2° Mystère au bord du Tibre

Née en 15 ap. J.-C., Agrippine la Jeune était une impératrice romaine et l'une des femmes les plus importantes de la dynastie Julio-Claudienne. Les sources antiques décrivent sa personnalité comme impitoyable, ambitieuse, violente et dominatrice. Physiquement, c'était une belle femme et selon Pline l'Ancien, elle avait une double canine dans la mâchoire supérieure droite, un signe de chance. Son troisième mari était l'empereur Claude, qu'elle convainquit d'adopter Néron, son fils issu d'un précédent mariage, et d'en faire son successeur.

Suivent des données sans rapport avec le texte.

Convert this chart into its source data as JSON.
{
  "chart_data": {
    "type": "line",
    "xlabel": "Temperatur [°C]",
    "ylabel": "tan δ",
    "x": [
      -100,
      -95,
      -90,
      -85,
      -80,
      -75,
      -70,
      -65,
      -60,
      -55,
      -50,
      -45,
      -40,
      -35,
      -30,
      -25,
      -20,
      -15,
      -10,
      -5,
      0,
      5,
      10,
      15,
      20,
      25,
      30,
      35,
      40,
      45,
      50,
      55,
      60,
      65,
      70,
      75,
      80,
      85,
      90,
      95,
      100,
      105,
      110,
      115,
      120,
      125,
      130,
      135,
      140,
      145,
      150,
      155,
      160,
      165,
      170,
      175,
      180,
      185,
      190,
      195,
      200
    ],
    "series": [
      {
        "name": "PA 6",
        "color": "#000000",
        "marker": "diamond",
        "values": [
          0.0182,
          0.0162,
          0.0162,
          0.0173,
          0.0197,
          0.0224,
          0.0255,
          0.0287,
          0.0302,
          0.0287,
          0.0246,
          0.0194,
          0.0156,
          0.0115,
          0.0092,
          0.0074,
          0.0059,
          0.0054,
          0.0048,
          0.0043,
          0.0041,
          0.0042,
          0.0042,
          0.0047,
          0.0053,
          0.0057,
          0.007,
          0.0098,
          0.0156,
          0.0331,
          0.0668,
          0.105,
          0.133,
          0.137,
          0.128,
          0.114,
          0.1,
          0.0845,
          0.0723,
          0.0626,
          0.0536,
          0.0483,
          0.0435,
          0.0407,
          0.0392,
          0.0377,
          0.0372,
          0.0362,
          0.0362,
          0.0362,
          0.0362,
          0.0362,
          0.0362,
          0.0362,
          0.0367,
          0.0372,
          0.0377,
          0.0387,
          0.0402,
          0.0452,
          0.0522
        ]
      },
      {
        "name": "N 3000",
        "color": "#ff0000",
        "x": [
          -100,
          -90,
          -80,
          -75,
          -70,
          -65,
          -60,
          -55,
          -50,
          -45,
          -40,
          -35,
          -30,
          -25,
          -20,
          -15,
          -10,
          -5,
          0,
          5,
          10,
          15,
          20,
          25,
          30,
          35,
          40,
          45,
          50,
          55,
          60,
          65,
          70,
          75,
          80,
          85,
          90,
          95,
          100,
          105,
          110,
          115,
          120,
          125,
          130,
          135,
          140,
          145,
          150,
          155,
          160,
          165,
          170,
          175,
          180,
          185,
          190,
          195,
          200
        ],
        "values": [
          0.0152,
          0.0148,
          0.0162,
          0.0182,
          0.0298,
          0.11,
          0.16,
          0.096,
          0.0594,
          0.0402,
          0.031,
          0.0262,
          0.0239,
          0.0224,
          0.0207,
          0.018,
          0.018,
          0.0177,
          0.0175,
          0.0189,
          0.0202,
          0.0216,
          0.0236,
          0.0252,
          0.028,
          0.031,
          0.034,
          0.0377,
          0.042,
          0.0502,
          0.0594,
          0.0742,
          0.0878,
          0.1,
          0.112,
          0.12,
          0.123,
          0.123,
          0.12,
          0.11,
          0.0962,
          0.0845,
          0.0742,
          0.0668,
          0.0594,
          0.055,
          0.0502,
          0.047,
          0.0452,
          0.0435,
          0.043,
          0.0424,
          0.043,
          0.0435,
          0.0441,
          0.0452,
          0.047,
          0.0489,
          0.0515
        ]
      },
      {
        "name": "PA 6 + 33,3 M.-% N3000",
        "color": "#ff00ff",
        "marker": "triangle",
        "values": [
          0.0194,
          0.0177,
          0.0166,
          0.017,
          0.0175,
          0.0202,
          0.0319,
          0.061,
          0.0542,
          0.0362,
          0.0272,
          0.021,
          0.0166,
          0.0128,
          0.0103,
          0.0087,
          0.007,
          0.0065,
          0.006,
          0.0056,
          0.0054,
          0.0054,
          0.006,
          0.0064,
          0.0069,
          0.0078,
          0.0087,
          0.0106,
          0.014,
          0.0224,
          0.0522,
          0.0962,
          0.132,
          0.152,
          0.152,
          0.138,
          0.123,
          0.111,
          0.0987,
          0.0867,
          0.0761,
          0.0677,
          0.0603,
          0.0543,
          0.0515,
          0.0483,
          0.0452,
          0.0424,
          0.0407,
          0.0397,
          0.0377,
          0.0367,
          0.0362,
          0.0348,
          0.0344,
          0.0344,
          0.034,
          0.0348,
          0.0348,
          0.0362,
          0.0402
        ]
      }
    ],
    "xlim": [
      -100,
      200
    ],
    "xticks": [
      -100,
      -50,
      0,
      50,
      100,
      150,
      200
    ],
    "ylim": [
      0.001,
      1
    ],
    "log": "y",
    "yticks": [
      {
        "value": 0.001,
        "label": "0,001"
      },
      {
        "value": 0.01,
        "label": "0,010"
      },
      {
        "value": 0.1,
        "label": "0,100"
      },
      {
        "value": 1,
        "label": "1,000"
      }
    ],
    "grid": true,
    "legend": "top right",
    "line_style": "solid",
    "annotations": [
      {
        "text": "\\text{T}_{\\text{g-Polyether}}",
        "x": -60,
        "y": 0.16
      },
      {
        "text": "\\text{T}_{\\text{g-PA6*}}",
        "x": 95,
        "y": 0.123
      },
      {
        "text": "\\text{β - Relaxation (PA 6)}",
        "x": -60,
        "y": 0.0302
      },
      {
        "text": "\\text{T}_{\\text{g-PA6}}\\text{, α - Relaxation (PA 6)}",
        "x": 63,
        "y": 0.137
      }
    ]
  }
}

Lorsque Claudius commença à hésiter et à favoriser un autre de ses fils, Agrippine aurait empoisonné son mari avec des champignons mortels. Néron accéda au trône mais sa mère continua d’avoir le contrôle sur lui et l'empire. Selon Tacite, elle s'opposa à la liaison de Néron avec Poppée Sabine, épouse d'Otho, et l'empereur destitua alors sa mère de ses titres et de son pouvoir avant de la faire assassiner en 59 ap. JC.

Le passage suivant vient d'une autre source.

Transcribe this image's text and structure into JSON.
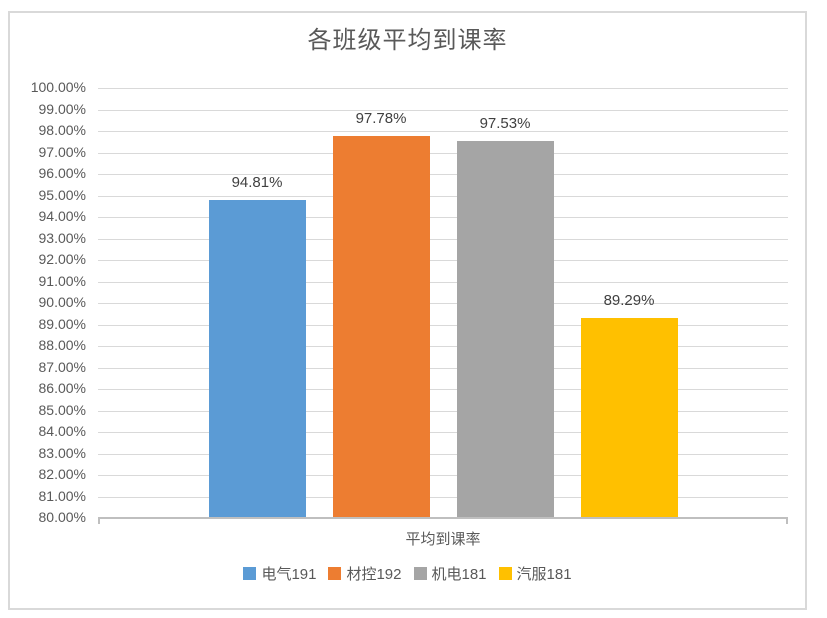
{
  "chart_data": {
    "type": "bar",
    "title": "各班级平均到课率",
    "categories": [
      "平均到课率"
    ],
    "series": [
      {
        "name": "电气191",
        "values": [
          94.81
        ],
        "data_label": "94.81%",
        "color": "#5B9BD5"
      },
      {
        "name": "材控192",
        "values": [
          97.78
        ],
        "data_label": "97.78%",
        "color": "#ED7D31"
      },
      {
        "name": "机电181",
        "values": [
          97.53
        ],
        "data_label": "97.53%",
        "color": "#A5A5A5"
      },
      {
        "name": "汽服181",
        "values": [
          89.29
        ],
        "data_label": "89.29%",
        "color": "#FFC000"
      }
    ],
    "ylim": [
      80,
      100
    ],
    "ytick_step": 1,
    "ytick_labels_top_to_bottom": [
      "100.00%",
      "99.00%",
      "98.00%",
      "97.00%",
      "96.00%",
      "95.00%",
      "94.00%",
      "93.00%",
      "92.00%",
      "91.00%",
      "90.00%",
      "89.00%",
      "88.00%",
      "87.00%",
      "86.00%",
      "85.00%",
      "84.00%",
      "83.00%",
      "82.00%",
      "81.00%",
      "80.00%"
    ],
    "grid": true,
    "legend_position": "bottom",
    "legend": [
      "电气191",
      "材控192",
      "机电181",
      "汽服181"
    ]
  },
  "colors": {
    "background": "#FFFFFF",
    "chart_border": "#D9D9D9",
    "gridline": "#D9D9D9",
    "axis_line": "#BFBFBF",
    "title_text": "#595959",
    "axis_text": "#595959",
    "data_label_text": "#404040"
  }
}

3° Une invitation pour l’Italie

Après s'être initié aux opéras de style allemand pendant ses premières années à Hambourg, Haendel se rend en Italie sur l'invitation d'un membre de la Maison des Médicis. Il y reste trois ans pour étudier la musique italienne et développer son talent de compositeur. Pendant son séjour à Florence en 1707, il écrivit son premier opéra italien, Rodrigo, mais il ne rencontra pas un grand succès. Il s'installe à Rome et se consacre à la composition de cantates et d'oratorios, l'opéra étant interdit par décret pontifical. C'est là qu'il rencontre le cardinal Vincenzo Grimani, un éminent diplomate qui écrit des livrets dans son temps libre et était agent théâtral non officiel pour les cours royales d'Italie. Il prit Haendel sous son aile et lui donna son livret pour Agrippina.

4° Moqueries

Grimani était politiquement allié aux Habsbourg. Il protégea leurs intérêts au Vatican, ce qui a conduit à de fréquents affrontements avec le pape Clément XI. Son portrait de l'empereur Claude dans Agrippina peut être interprété comme peinture entre les lignes contre le caractère frivole du pape. Empruntant le même contexte que l'opéra L'incoronazione di Poppea de Claudio Monteverdi (1642), le livret de Grimani est beaucoup plus léger que le premier et est intéressant par sa prédominance des airs sur le récitatif. Le texte du cardinal fut mis en musique par Haendel à Naples ou à Venise et l'opéra fut produit pour la première fois en 1709 au Teatro San Giovanni Grisostomo, un théâtre vénitien appartenant aux Grimanis. Le succès fut immédiat et 27 représentations consécutives suivirent la première! Le public, frappé par la grandeur et le caractère sublime de son style, applaudit Il caro Sassone (le cher Saxon), en référence aux origines allemandes de Haendel.

5° Haendel au Hampshire

Malgré l'enthousiasme du public pour l'œuvre, Agrippina n'a été représentée que très peu dans les années qui ont suivi sa création. Vers le milieu du XVIIIe siècle, l’opéra est tombée dans l'oubli comme la plupart des autres oeuvres de Haendel. Le XXe siècle voit cependant un regain d'intérêt pour le compositeur et son œuvre. L'opéra a été repris à Halle en 1943 et depuis lors, il est devenu populaire dans le monde entier, en particulier au Royaume-Uni et aux États-Unis. Cette nouvelle production du metteur en scène Walter Sutcliffe se déroule au Grange Festival dans le Hampshire, un comté que Haendel a visité plusieurs fois après son installation à Londres. Robert Howarth dirige l'Académie de musique ancienne, dont l’orchestre réputé dans le monde entier pour son excellence en musique baroque et classique utilise des techniques historiques et des instruments d'époque pour donner vie à la musique.